21. S'agissant enfin de l'article UA12, il n'y a pas lieu de procéder à la substitution de motifs fondée sur le non-respect de ces dispositions, dès lors qu'un espace suffisant existe sur le terrain d'assiette du projet pour créer une nouvelle place de stationnement et, qu'en tout état de cause, le changement de destination de la grange rendant nécessaire la création de cette place ne pouvait être autorisé, ainsi qu'il a été dit au point 17.

22. Il résulte de tout ce qui précède que le seul motif légal de refus de permis de construire opposé par le maire de Granges est celui tiré du non-respect de l'article UA1 des dispositions du règlement du plan local d'urbanisme. Toutefois, ce motif, à lui seul, ne justifiait le refus qu'en tant que le projet porte sur le changement de destination de la grange, lequel est divisible du reste du projet.

23. Il résulte de ce qui précède que la SCI du Marouge est seulement fondée à demander l'annulation de la décision de refus opposée à sa demande de travaux autres que le changement de destination de la grange pour l'usage d'entrepôt.

Sur les conclusions en injonction

24. L'exécution du présent jugement implique seulement que le maire de Granges délivre à la SCI du Marouge les autorisations sollicitées pour les travaux autres que le changement de destination de la grange pour un usage d'entrepôt, c'est-à-dire le remplacement des menuiseries extérieures de la maison d'habitation, l'installation d'une porte fenêtre vitrée, la démolition d'un petit bâtiment abritant des toilettes extérieures, et l'ajout de grilles de protection anti-vol sur deux fenêtres de la façade Nord-Ouest de la grange, dans un délai d'un mois à compter de la notification du jugement, sans qu'il soit besoin d'assortir cette injonction d'une astreinte.
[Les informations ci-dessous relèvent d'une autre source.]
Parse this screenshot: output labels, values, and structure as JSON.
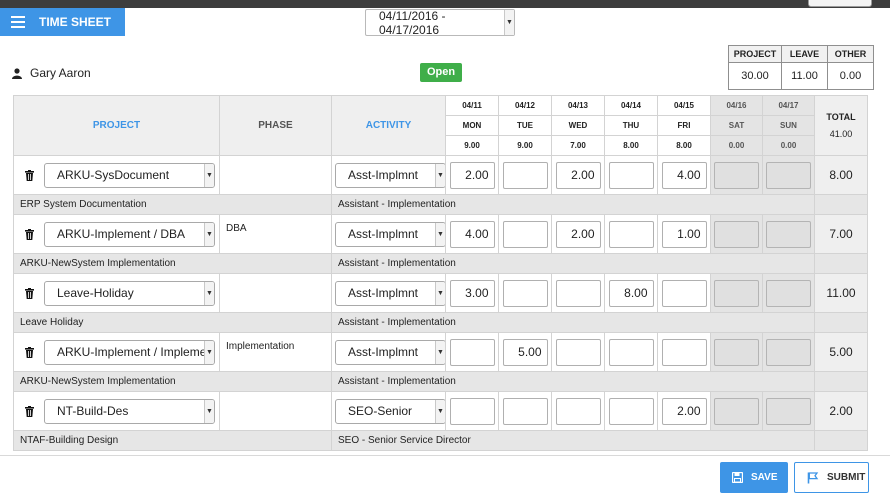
{
  "header": {
    "title": "TIME SHEET",
    "period": "04/11/2016 - 04/17/2016",
    "user": "Gary Aaron",
    "status": "Open"
  },
  "summary": {
    "labels": [
      "PROJECT",
      "LEAVE",
      "OTHER"
    ],
    "values": [
      "30.00",
      "11.00",
      "0.00"
    ]
  },
  "grid": {
    "columns": {
      "project": "PROJECT",
      "phase": "PHASE",
      "activity": "ACTIVITY",
      "total": "TOTAL"
    },
    "grand_total": "41.00",
    "days": [
      {
        "date": "04/11",
        "dow": "MON",
        "total": "9.00"
      },
      {
        "date": "04/12",
        "dow": "TUE",
        "total": "9.00"
      },
      {
        "date": "04/13",
        "dow": "WED",
        "total": "7.00"
      },
      {
        "date": "04/14",
        "dow": "THU",
        "total": "8.00"
      },
      {
        "date": "04/15",
        "dow": "FRI",
        "total": "8.00"
      },
      {
        "date": "04/16",
        "dow": "SAT",
        "total": "0.00"
      },
      {
        "date": "04/17",
        "dow": "SUN",
        "total": "0.00"
      }
    ],
    "rows": [
      {
        "project": "ARKU-SysDocument",
        "phase": "",
        "activity": "Asst-Implmnt",
        "hours": [
          "2.00",
          "",
          "2.00",
          "",
          "4.00",
          "",
          ""
        ],
        "total": "8.00",
        "project_desc": "ERP System Documentation",
        "activity_desc": "Assistant - Implementation"
      },
      {
        "project": "ARKU-Implement / DBA",
        "phase": "DBA",
        "activity": "Asst-Implmnt",
        "hours": [
          "4.00",
          "",
          "2.00",
          "",
          "1.00",
          "",
          ""
        ],
        "total": "7.00",
        "project_desc": "ARKU-NewSystem Implementation",
        "activity_desc": "Assistant - Implementation"
      },
      {
        "project": "Leave-Holiday",
        "phase": "",
        "activity": "Asst-Implmnt",
        "hours": [
          "3.00",
          "",
          "",
          "8.00",
          "",
          "",
          ""
        ],
        "total": "11.00",
        "project_desc": "Leave Holiday",
        "activity_desc": "Assistant - Implementation"
      },
      {
        "project": "ARKU-Implement / Implemen",
        "phase": "Implementation",
        "activity": "Asst-Implmnt",
        "hours": [
          "",
          "5.00",
          "",
          "",
          "",
          "",
          ""
        ],
        "total": "5.00",
        "project_desc": "ARKU-NewSystem Implementation",
        "activity_desc": "Assistant - Implementation"
      },
      {
        "project": "NT-Build-Des",
        "phase": "",
        "activity": "SEO-Senior",
        "hours": [
          "",
          "",
          "",
          "",
          "2.00",
          "",
          ""
        ],
        "total": "2.00",
        "project_desc": "NTAF-Building Design",
        "activity_desc": "SEO - Senior Service Director"
      }
    ]
  },
  "footer": {
    "save": "SAVE",
    "submit": "SUBMIT"
  },
  "icons": {
    "menu": "hamburger-icon",
    "user": "user-icon",
    "delete": "trash-icon",
    "dropdown": "chevron-down-icon",
    "save": "floppy-disk-icon",
    "submit": "flag-icon"
  },
  "colors": {
    "accent": "#3e95e6",
    "status_open": "#3fae49"
  }
}
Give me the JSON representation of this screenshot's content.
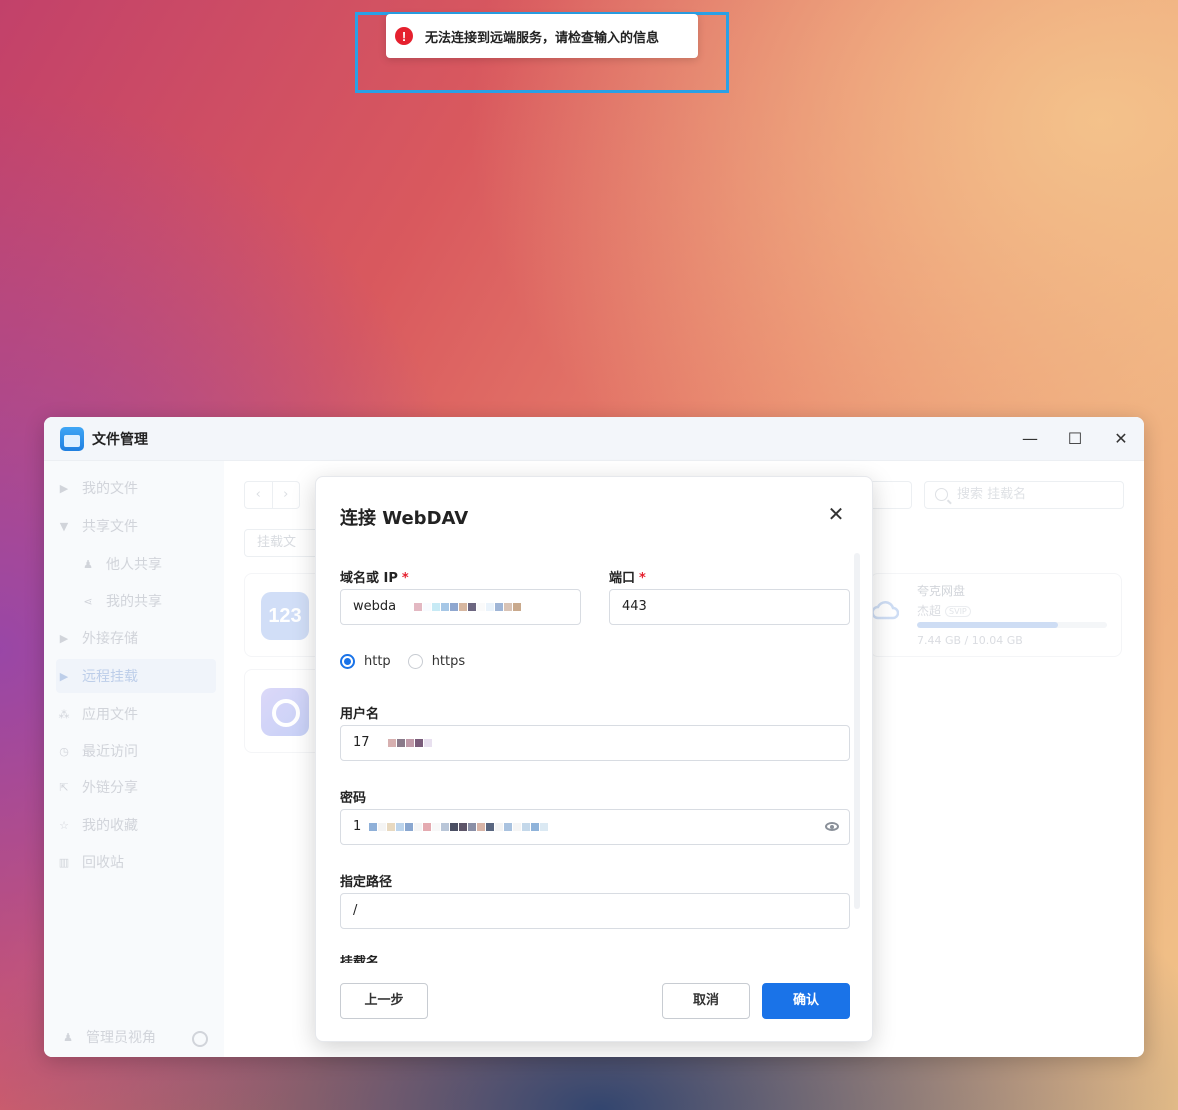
{
  "toast": {
    "icon": "error-icon",
    "message": "无法连接到远端服务，请检查输入的信息"
  },
  "window": {
    "title": "文件管理",
    "controls": {
      "minimize": "—",
      "maximize": "☐",
      "close": "✕"
    }
  },
  "sidebar": {
    "items": [
      {
        "label": "我的文件",
        "glyph": "▶"
      },
      {
        "label": "共享文件",
        "glyph": "▼"
      },
      {
        "label": "他人共享",
        "glyph": "♟"
      },
      {
        "label": "我的共享",
        "glyph": "⋖"
      },
      {
        "label": "外接存储",
        "glyph": "▶"
      },
      {
        "label": "远程挂载",
        "glyph": "▶"
      },
      {
        "label": "应用文件",
        "glyph": "⁂"
      },
      {
        "label": "最近访问",
        "glyph": "◷"
      },
      {
        "label": "外链分享",
        "glyph": "⇱"
      },
      {
        "label": "我的收藏",
        "glyph": "☆"
      },
      {
        "label": "回收站",
        "glyph": "▥"
      }
    ],
    "footer": "管理员视角"
  },
  "main": {
    "nav_back": "‹",
    "nav_forward": "›",
    "mount_button": "挂载文",
    "search_placeholder": "搜索 挂载名",
    "card_123_label": "123",
    "quark": {
      "name": "夸克网盘",
      "user": "杰超",
      "badge": "SVIP",
      "usage": "7.44 GB / 10.04 GB",
      "usage_fraction": 0.741
    }
  },
  "dialog": {
    "title": "连接 WebDAV",
    "close": "✕",
    "host_label": "域名或 IP",
    "host_value": "webda",
    "port_label": "端口",
    "port_value": "443",
    "required_mark": "*",
    "protocol_options": [
      "http",
      "https"
    ],
    "protocol_selected": "http",
    "username_label": "用户名",
    "username_value": "17",
    "password_label": "密码",
    "password_value": "1",
    "path_label": "指定路径",
    "path_value": "/",
    "mount_name_label": "挂载名",
    "buttons": {
      "prev": "上一步",
      "cancel": "取消",
      "confirm": "确认"
    }
  },
  "colors": {
    "accent": "#1a73e8",
    "error": "#e5202e",
    "highlight_box": "#2aa0e6"
  }
}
Sur les frais liés au litige :

25. Dans les circonstances de l'espèce, il n'y a pas lieu de mettre à la charge de l'une ou l'autre partie les sommes demandées par la partie adverse au titre de l'article L. 761-1 du code de justice administrative.

DÉCIDE :

Article 1er : L'arrêté du 11 août 2023 du maire de Granges est annulé en tant qu'il refuse d'autoriser les travaux autres que le changement de destination de la grange pour l'usage d'entrepôt.
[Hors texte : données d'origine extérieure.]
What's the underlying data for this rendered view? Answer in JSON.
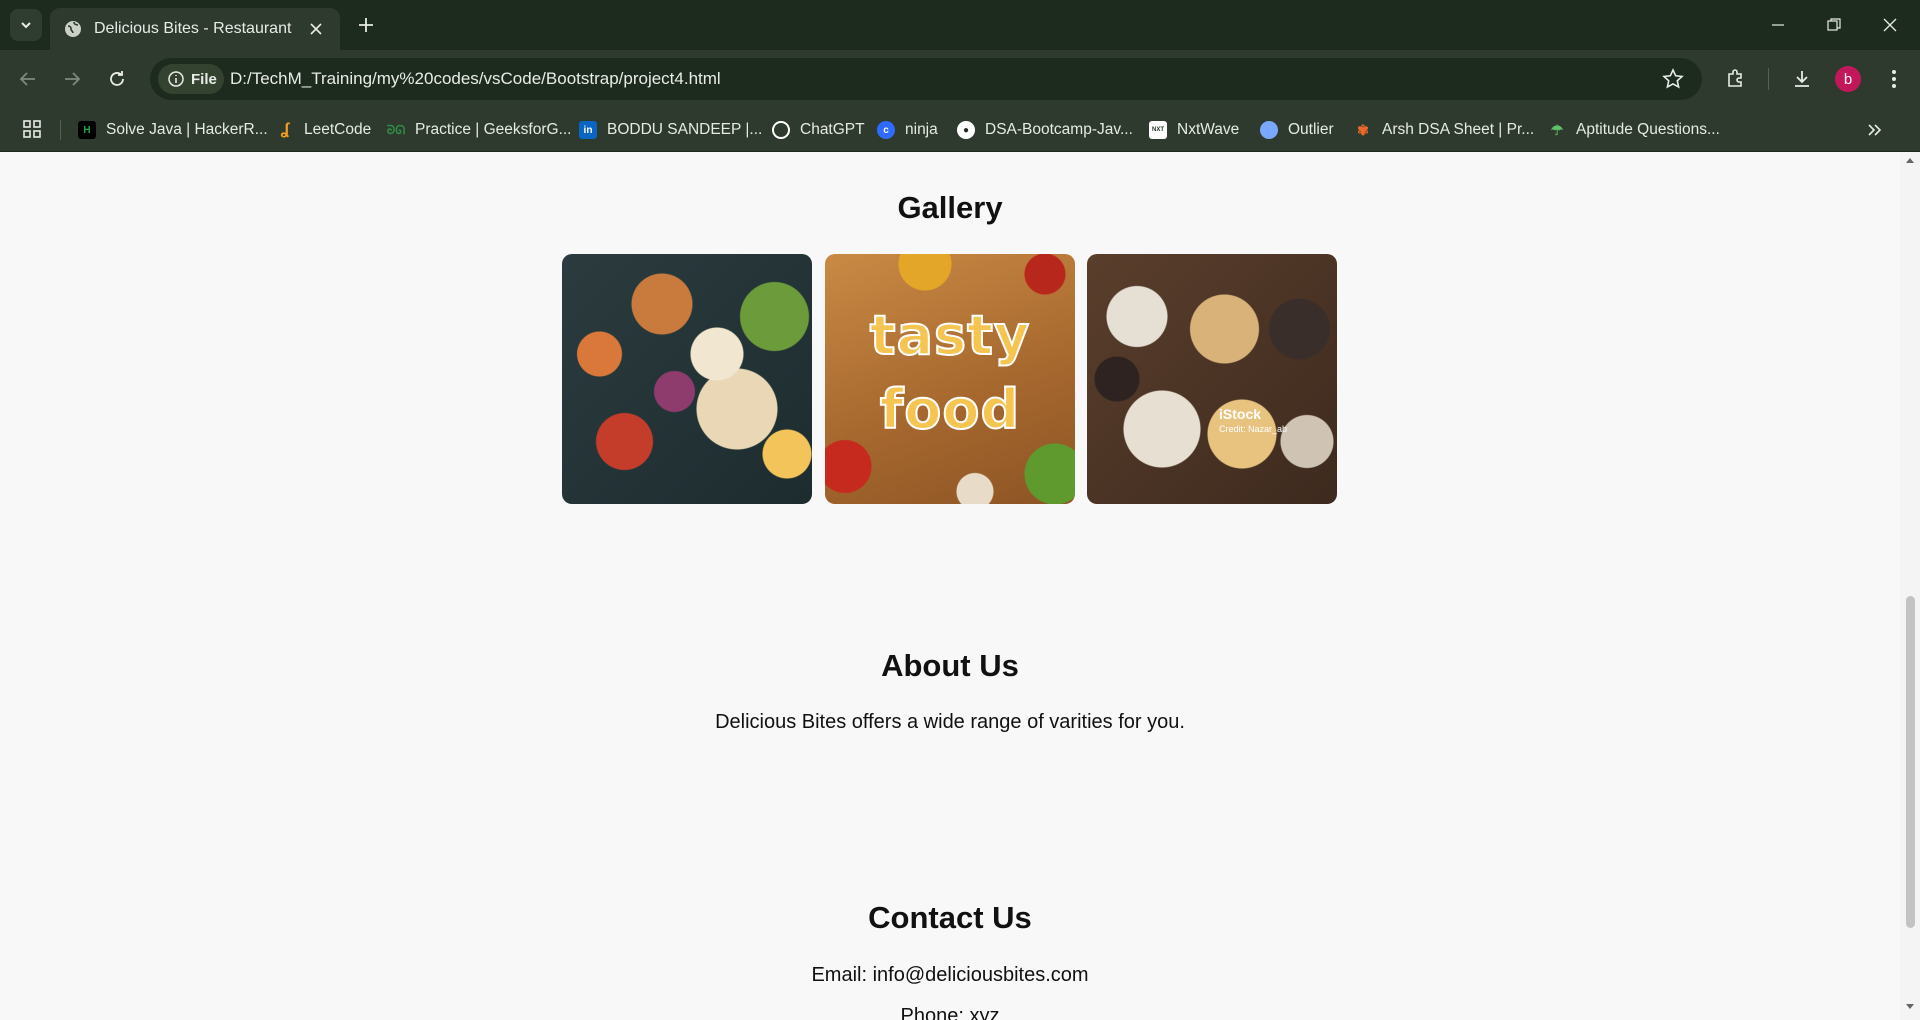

Article 2 : Il est enjoint au maire de Granges de délivrer à la SCI du Marouge les autorisations sollicitées pour le remplacement des menuiseries extérieures de la maison d'habitation, l'installation d'une porte fenêtre vitrée, la démolition d'un petit bâtiment abritant des toilettes extérieures, et l'ajout de grilles de protection anti-vol sur deux fenêtres de la façade Nord-Ouest de la grange, dans un délai d'un mois à compter de la notification du présent jugement.

Article 3 : Le surplus des conclusions de la requête et les conclusions de la commune de Granges au titre de l'article L. 761-1 du code de justice administrative sont rejetées.

Article 4 : Le présent jugement sera notifié à la SCI du Marouge et à la commune de Granges.

Délibéré après l'audience du 4 septembre 2025, à laquelle siégeaient :

M. Olivier Rousset, président,

Mme Marie-Eve Laurent, première conseillère,

Mme Céline Frey, première conseillère.

Rendu public par mise à disposition au greffe le 17 septembre 2025.

La rapporteure,

M-E A

Le président,

O. Rousset

La greffière,

C. Chapiron

La République mande et ordonne au préfet de Saône-et-Loire en ce qui le concerne ou à tous commissaires de justice à ce requis en ce qui concerne les voies de droit commun, contre les parties privées, de pourvoir à l'exécution du présent jugement.